48. Selon sa définition habituelle, l'étalon est « toute chose qui peut être utilisée comme référence » . Dans le contexte du Règlement, l'étalonnage consiste à générer des données relatives à un ensemble défini de produits du tabac qui seront utilisées comme références pour prévoir les concentrations d'émissions des produits contenus dans la fumée d'autres cigarettes.
49. La quantité de fumée produite par la combustion d'une cigarette peut être évaluée en se basant sur la mesure des concentrations générales de fumée, notamment le « goudron » , la nicotine et le monoxyde de carbone. Étant donné que la composition de la fumée ne varie pas d'une marque de cigarette à une autre lorsque les cigarettes ont des caractéristiques semblables, les concentrations des émissions de chacune des fumées permettent de suivre la quantité de fumée produite par la combustion d'une cigarette donnée. Par conséquent, en principe, il est possible de prévoir les concentrations d'émissions individuelles de fumée à partir des concentrations de « goudron » , de nicotine et de monoxyde de carbone, pourvu que le lien entre les concentrations (ou « les liens fonctionnels » ) des différentes émissions de fumée et le « goudron » , la nicotine ou le monoxyde de carbone aient été établis au préalable par « étalonnage » .
50. En 1999, les fabricants canadiens ont entrepris, en consultation avec des fonctionnaires de Santé Canada, une étude d'étalonnage dans le but de démontrer la viabilité de cette méthode. L'étude a porté sur 28 marques de cigarettes canadiennes. Plus de 40 analyses ont été effectuées sur chacune des cigarettes en utilisant deux systèmes différents d'analyse pour la fumée principale et un autre système pour la fumée latérale. Au total, cette étude a permis d'obtenir plus de 28 000 points de données et a coûté près de 3 millions de dollars.
51. L'étude de 1999 a permis d'établir des « liens fonctionnels » pour chacune des émissions de fumée pertinentes. Le « lien fonctionnel » est la formulation mathématique de la façon dont une émission de fumée est reliée à une autre. Plus précisément, dans le cas de l' « étude d'étalonnage » et selon le Règlement, sous sa forme actuelle, cette description mathématique montre, pour une cigarette donnée, comment une émission pertinente est reliée aux émissions de « goudron » et de nicotine pour cette cigarette...

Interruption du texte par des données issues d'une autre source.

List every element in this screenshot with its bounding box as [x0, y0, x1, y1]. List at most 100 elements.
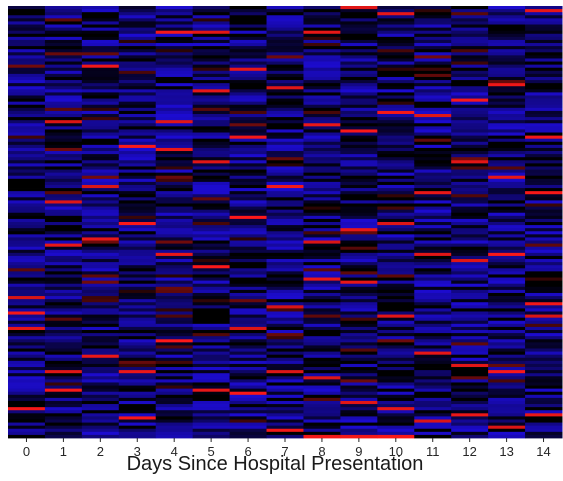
heatmap-cell	[266, 197, 304, 201]
heatmap-cell	[266, 188, 304, 192]
heatmap-cell	[340, 379, 378, 383]
heatmap-cell	[44, 234, 83, 238]
heatmap-cell	[488, 154, 526, 158]
heatmap-cell	[340, 52, 378, 56]
heatmap-cell	[44, 265, 83, 269]
heatmap-cell	[192, 135, 231, 140]
heatmap-cell	[229, 292, 268, 297]
heatmap-cell	[266, 144, 304, 149]
heatmap-cell	[525, 184, 563, 189]
heatmap-cell	[44, 345, 83, 349]
heatmap-cell-high	[229, 215, 268, 220]
heatmap-cell	[525, 323, 563, 328]
heatmap-cell	[118, 265, 157, 269]
heatmap-cell	[377, 52, 415, 56]
heatmap-cell	[266, 255, 304, 260]
heatmap-cell	[8, 231, 46, 235]
heatmap-cell	[488, 397, 526, 402]
heatmap-cell	[192, 21, 231, 25]
heatmap-cell	[266, 385, 304, 390]
heatmap-cell	[192, 123, 231, 127]
heatmap-cell	[377, 200, 415, 204]
heatmap-cell	[266, 175, 304, 180]
heatmap-cell	[8, 166, 46, 170]
heatmap-cell	[192, 326, 231, 331]
heatmap-cell	[451, 299, 489, 303]
heatmap-cell	[155, 351, 194, 356]
heatmap-cell	[414, 302, 452, 306]
heatmap-cell	[340, 203, 378, 207]
heatmap-cell	[451, 6, 489, 10]
heatmap-cell	[81, 24, 120, 28]
heatmap-cell	[155, 394, 194, 399]
heatmap-cell	[44, 175, 83, 180]
heatmap-cell	[377, 292, 415, 297]
heatmap-cell	[488, 172, 526, 177]
heatmap-cell	[118, 194, 157, 198]
heatmap-cell	[340, 286, 378, 291]
heatmap-cell	[81, 191, 120, 195]
heatmap-cell	[340, 104, 378, 109]
heatmap-cell	[229, 184, 268, 189]
heatmap-cell	[488, 400, 526, 405]
heatmap-cell	[44, 339, 83, 343]
heatmap-cell	[525, 166, 563, 170]
heatmap-cell	[8, 197, 46, 201]
heatmap-cell	[155, 101, 194, 106]
heatmap-cell	[377, 33, 415, 38]
heatmap-cell	[44, 33, 83, 38]
heatmap-cell	[229, 237, 268, 241]
heatmap-cell	[377, 86, 415, 90]
heatmap-cell	[44, 292, 83, 297]
heatmap-cell	[525, 305, 563, 309]
heatmap-cell	[155, 336, 194, 340]
heatmap-cell	[488, 52, 526, 56]
heatmap-cell	[266, 18, 304, 22]
heatmap-cell	[414, 249, 452, 254]
heatmap-cell	[266, 49, 304, 53]
heatmap-cell	[340, 191, 378, 195]
heatmap-cell	[229, 336, 268, 340]
heatmap-cell	[414, 58, 452, 62]
heatmap-cell	[377, 107, 415, 112]
heatmap-cell	[525, 360, 563, 365]
heatmap-cell	[451, 351, 489, 356]
heatmap-cell	[451, 157, 489, 161]
heatmap-cell	[192, 391, 231, 396]
heatmap-cell	[192, 191, 231, 195]
heatmap-cell	[44, 333, 83, 337]
heatmap-cell	[414, 225, 452, 229]
heatmap-cell	[340, 422, 378, 427]
heatmap-cell-high	[303, 434, 341, 439]
heatmap-cell	[192, 39, 231, 44]
heatmap-cell	[525, 280, 563, 285]
heatmap-cell	[155, 89, 194, 93]
heatmap-cell	[377, 416, 415, 420]
heatmap-cell	[488, 218, 526, 223]
heatmap-cell	[414, 86, 452, 90]
heatmap-cell	[81, 280, 120, 285]
heatmap-cell	[44, 166, 83, 170]
heatmap-cell	[8, 218, 46, 223]
heatmap-cell	[525, 292, 563, 297]
heatmap-cell	[229, 305, 268, 309]
heatmap-cell	[377, 55, 415, 59]
heatmap-cell	[451, 135, 489, 140]
heatmap-cell	[525, 311, 563, 315]
heatmap-cell	[451, 61, 489, 66]
heatmap-cell-high	[266, 305, 304, 309]
heatmap-cell	[303, 397, 341, 402]
heatmap-cell	[303, 15, 341, 19]
heatmap-cell	[488, 191, 526, 195]
heatmap-cell	[340, 215, 378, 220]
heatmap-cell	[266, 104, 304, 109]
heatmap-cell	[377, 83, 415, 87]
heatmap-cell	[118, 83, 157, 87]
heatmap-cell	[192, 197, 231, 201]
heatmap-cell	[525, 178, 563, 183]
heatmap-cell	[155, 12, 194, 16]
heatmap-cell	[229, 416, 268, 420]
heatmap-cell-high	[44, 243, 83, 248]
heatmap-cell	[192, 308, 231, 312]
heatmap-cell	[118, 252, 157, 257]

52. Des liens fonctionnels linéaires satisfaisants ont été établis pour toutes les émissions analysées au cours des études d'étalonnage pour vingt-huit marques de cigarettes effectuées en 1999 et en 2000. Les liens fonctionnels établis dans ces études peuvent être utilisés pour prévoir les concentrations individuelles d'émissions de fumée provenant d'autres cigarettes fabriquées de façon semblable et vendues au Canada.
53. . . .
54. . . .
55. Il est toutefois important de noter que, lorsqu'une relation fonctionnelle individuelle pour l'une des plus de quarante émissions concernées n'est pas satisfaisante aux termes de l'article 14 du Règlement, cela n'a aucune incidence sur le caractère satisfaisant des relations fonctionnelles établies pour les autres douzaines d'émissions.
[27] À ce sujet, M. Massey mentionne, dans son affidavit, un avis publié par Santé Canada dans la partie I de la Gazette du Canada du 22 janvier 2000 qui invitait les intéressés à présenter des commentaires au sujet du projet de règlement. Cet avis faisait référence au Tobacco Testing and Disclosure Regulations de la Colombie-Britannique entré en vigueur en juillet 1998 et notait que ce Règlement prévoyait l'utilisation de méthodes identiques à celles qui étaient proposées et que ces méthodes étaient utilisées depuis plus d'un an. L'avis poursuivait :
Santé Canada a également prévu des exemptions partielles à l'égard des produits chimiques et des produits pour lesquels la preuve a été faite qu'une relation fonctionnelle existe, ce qui réduit dans une large mesure les coûts associés à l'application du projet de règlement.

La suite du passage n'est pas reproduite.